Varlığı mutlak, ezelî ve ebedîdir. Her türlü ihtiyaç, eksiklik, yetersizlik ve kusurlardan uzaktır. İşlerinde tam bir tasarruf, irade, yetkinlik ve yeterliliğe sahipdir. Tam bir yaptırım gücüne sahiptir. İstediğini, dilediği an yaratır, yapar, yaptırır.

Madde alemi ve Ruhlar alemi ise, yaratılmış gerçekliklerdir. Yaratılmış tüm alemler, göreceli gerçekliklerdir. Her yaratılmış şey gibi, varlıkları, ayakta kalmaları, nitelikleri, düzenleri, işleyişleri, programları onları yaratan tarafından belirlenmiştir. Varlıkları ebedî değil, geçicidir. Varlıklarının sonsuz olması, Yaratan'ın onları sonsuz olarak ayakta tutması ile mümkündür.

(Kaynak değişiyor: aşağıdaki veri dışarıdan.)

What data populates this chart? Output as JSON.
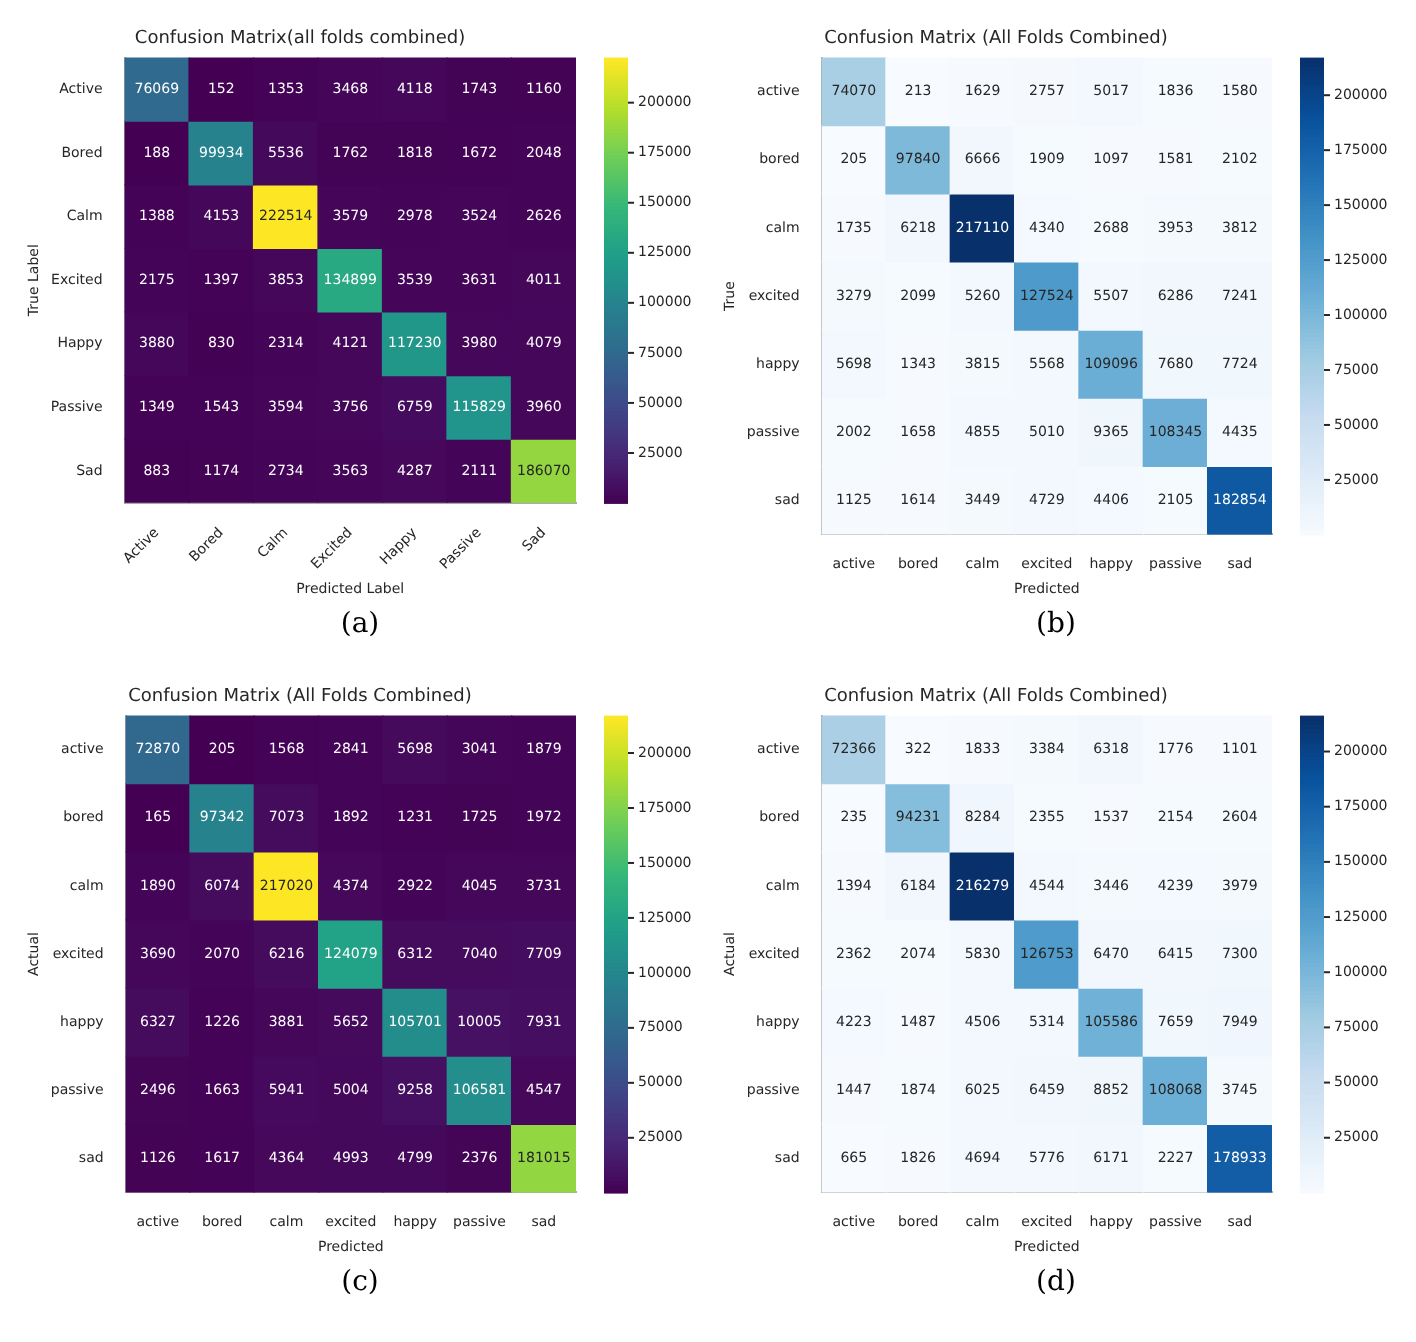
{
  "chart_data": [
    {
      "type": "heatmap",
      "title": "Confusion Matrix(all folds combined)",
      "xlabel": "Predicted Label",
      "ylabel": "True Label",
      "categories": [
        "Active",
        "Bored",
        "Calm",
        "Excited",
        "Happy",
        "Passive",
        "Sad"
      ],
      "y_categories": [
        "Active",
        "Bored",
        "Calm",
        "Excited",
        "Happy",
        "Passive",
        "Sad"
      ],
      "cells": [
        [
          76069,
          152,
          1353,
          3468,
          4118,
          1743,
          1160
        ],
        [
          188,
          99934,
          5536,
          1762,
          1818,
          1672,
          2048
        ],
        [
          1388,
          4153,
          222514,
          3579,
          2978,
          3524,
          2626
        ],
        [
          2175,
          1397,
          3853,
          134899,
          3539,
          3631,
          4011
        ],
        [
          3880,
          830,
          2314,
          4121,
          117230,
          3980,
          4079
        ],
        [
          1349,
          1543,
          3594,
          3756,
          6759,
          115829,
          3960
        ],
        [
          883,
          1174,
          2734,
          3563,
          4287,
          2111,
          186070
        ]
      ],
      "clim": [
        152,
        222514
      ],
      "cticks": [
        25000,
        50000,
        75000,
        100000,
        125000,
        150000,
        175000,
        200000
      ],
      "data_labels": true,
      "annotations": [
        "(a)"
      ]
    },
    {
      "type": "heatmap",
      "title": "Confusion Matrix (All Folds Combined)",
      "xlabel": "Predicted",
      "ylabel": "True",
      "categories": [
        "active",
        "bored",
        "calm",
        "excited",
        "happy",
        "passive",
        "sad"
      ],
      "y_categories": [
        "active",
        "bored",
        "calm",
        "excited",
        "happy",
        "passive",
        "sad"
      ],
      "cells": [
        [
          74070,
          213,
          1629,
          2757,
          5017,
          1836,
          1580
        ],
        [
          205,
          97840,
          6666,
          1909,
          1097,
          1581,
          2102
        ],
        [
          1735,
          6218,
          217110,
          4340,
          2688,
          3953,
          3812
        ],
        [
          3279,
          2099,
          5260,
          127524,
          5507,
          6286,
          7241
        ],
        [
          5698,
          1343,
          3815,
          5568,
          109096,
          7680,
          7724
        ],
        [
          2002,
          1658,
          4855,
          5010,
          9365,
          108345,
          4435
        ],
        [
          1125,
          1614,
          3449,
          4729,
          4406,
          2105,
          182854
        ]
      ],
      "clim": [
        205,
        217110
      ],
      "cticks": [
        25000,
        50000,
        75000,
        100000,
        125000,
        150000,
        175000,
        200000
      ],
      "data_labels": true,
      "annotations": [
        "(b)"
      ]
    },
    {
      "type": "heatmap",
      "title": "Confusion Matrix (All Folds Combined)",
      "xlabel": "Predicted",
      "ylabel": "Actual",
      "categories": [
        "active",
        "bored",
        "calm",
        "excited",
        "happy",
        "passive",
        "sad"
      ],
      "y_categories": [
        "active",
        "bored",
        "calm",
        "excited",
        "happy",
        "passive",
        "sad"
      ],
      "cells": [
        [
          72870,
          205,
          1568,
          2841,
          5698,
          3041,
          1879
        ],
        [
          165,
          97342,
          7073,
          1892,
          1231,
          1725,
          1972
        ],
        [
          1890,
          6074,
          217020,
          4374,
          2922,
          4045,
          3731
        ],
        [
          3690,
          2070,
          6216,
          124079,
          6312,
          7040,
          7709
        ],
        [
          6327,
          1226,
          3881,
          5652,
          105701,
          10005,
          7931
        ],
        [
          2496,
          1663,
          5941,
          5004,
          9258,
          106581,
          4547
        ],
        [
          1126,
          1617,
          4364,
          4993,
          4799,
          2376,
          181015
        ]
      ],
      "clim": [
        165,
        217020
      ],
      "cticks": [
        25000,
        50000,
        75000,
        100000,
        125000,
        150000,
        175000,
        200000
      ],
      "data_labels": true,
      "annotations": [
        "(c)"
      ]
    },
    {
      "type": "heatmap",
      "title": "Confusion Matrix (All Folds Combined)",
      "xlabel": "Predicted",
      "ylabel": "Actual",
      "categories": [
        "active",
        "bored",
        "calm",
        "excited",
        "happy",
        "passive",
        "sad"
      ],
      "y_categories": [
        "active",
        "bored",
        "calm",
        "excited",
        "happy",
        "passive",
        "sad"
      ],
      "cells": [
        [
          72366,
          322,
          1833,
          3384,
          6318,
          1776,
          1101
        ],
        [
          235,
          94231,
          8284,
          2355,
          1537,
          2154,
          2604
        ],
        [
          1394,
          6184,
          216279,
          4544,
          3446,
          4239,
          3979
        ],
        [
          2362,
          2074,
          5830,
          126753,
          6470,
          6415,
          7300
        ],
        [
          4223,
          1487,
          4506,
          5314,
          105586,
          7659,
          7949
        ],
        [
          1447,
          1874,
          6025,
          6459,
          8852,
          108068,
          3745
        ],
        [
          665,
          1826,
          4694,
          5776,
          6171,
          2227,
          178933
        ]
      ],
      "clim": [
        235,
        216279
      ],
      "cticks": [
        25000,
        50000,
        75000,
        100000,
        125000,
        150000,
        175000,
        200000
      ],
      "data_labels": true,
      "annotations": [
        "(d)"
      ]
    }
  ]
}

"Allah'tan başka hiçbir ilâh yoktur. O daima diridir, bütün varlığı ayakta tutan O'dur. O'nu ne gaflet basar, ne de uyku. Göklerde ve yerde ne varsa hepsi O'nundur." [Bakara, 255]

Sonradan yaratılmış olan herşeyin varlığı; sonlu, sınırlı, kayıtlıdır. Etrafınıza şöyle bir bakın, dün var olan birçok şeyin bugün artık yok olduğunu hemen fark edeceksiniz. Yaratıkların ayakta kalmaları belli şartlara ve belli gereksinmelerin giderilmesine bağlıdır. Yetenekleri, yeterlilikleri, Allahü Teala'nın onlara bahşettiği orandadır. Bir şeyi yapma, yaptırma ve düzenleme kabiliyetleri; ancak Allahü tealanın onlara verdiği güç ve istidatlar oranındadır. Bir memurun istediklerini yapabilmesi, başındaki amirin iradesi ile sınırlı olduğu gibi; yaratılmış tüm canlıların istediklerini yapabilmeleri de, Ulu Allah'ın külli iradesi ile sınırlıdır. O dilerse yapabilirler, dilemez ise parmaklarını bile oynatamazlar. Ancak bu durum, insanları, yaptıklarından sorumsuz kılmaz. Tıpkı bir memurun, yetkileri sınırlı olduğu halde, yetki alanı içinde kendi küçük iradesiyle yaptıklarından amirine karşı sorumsuz olamadığı gibi.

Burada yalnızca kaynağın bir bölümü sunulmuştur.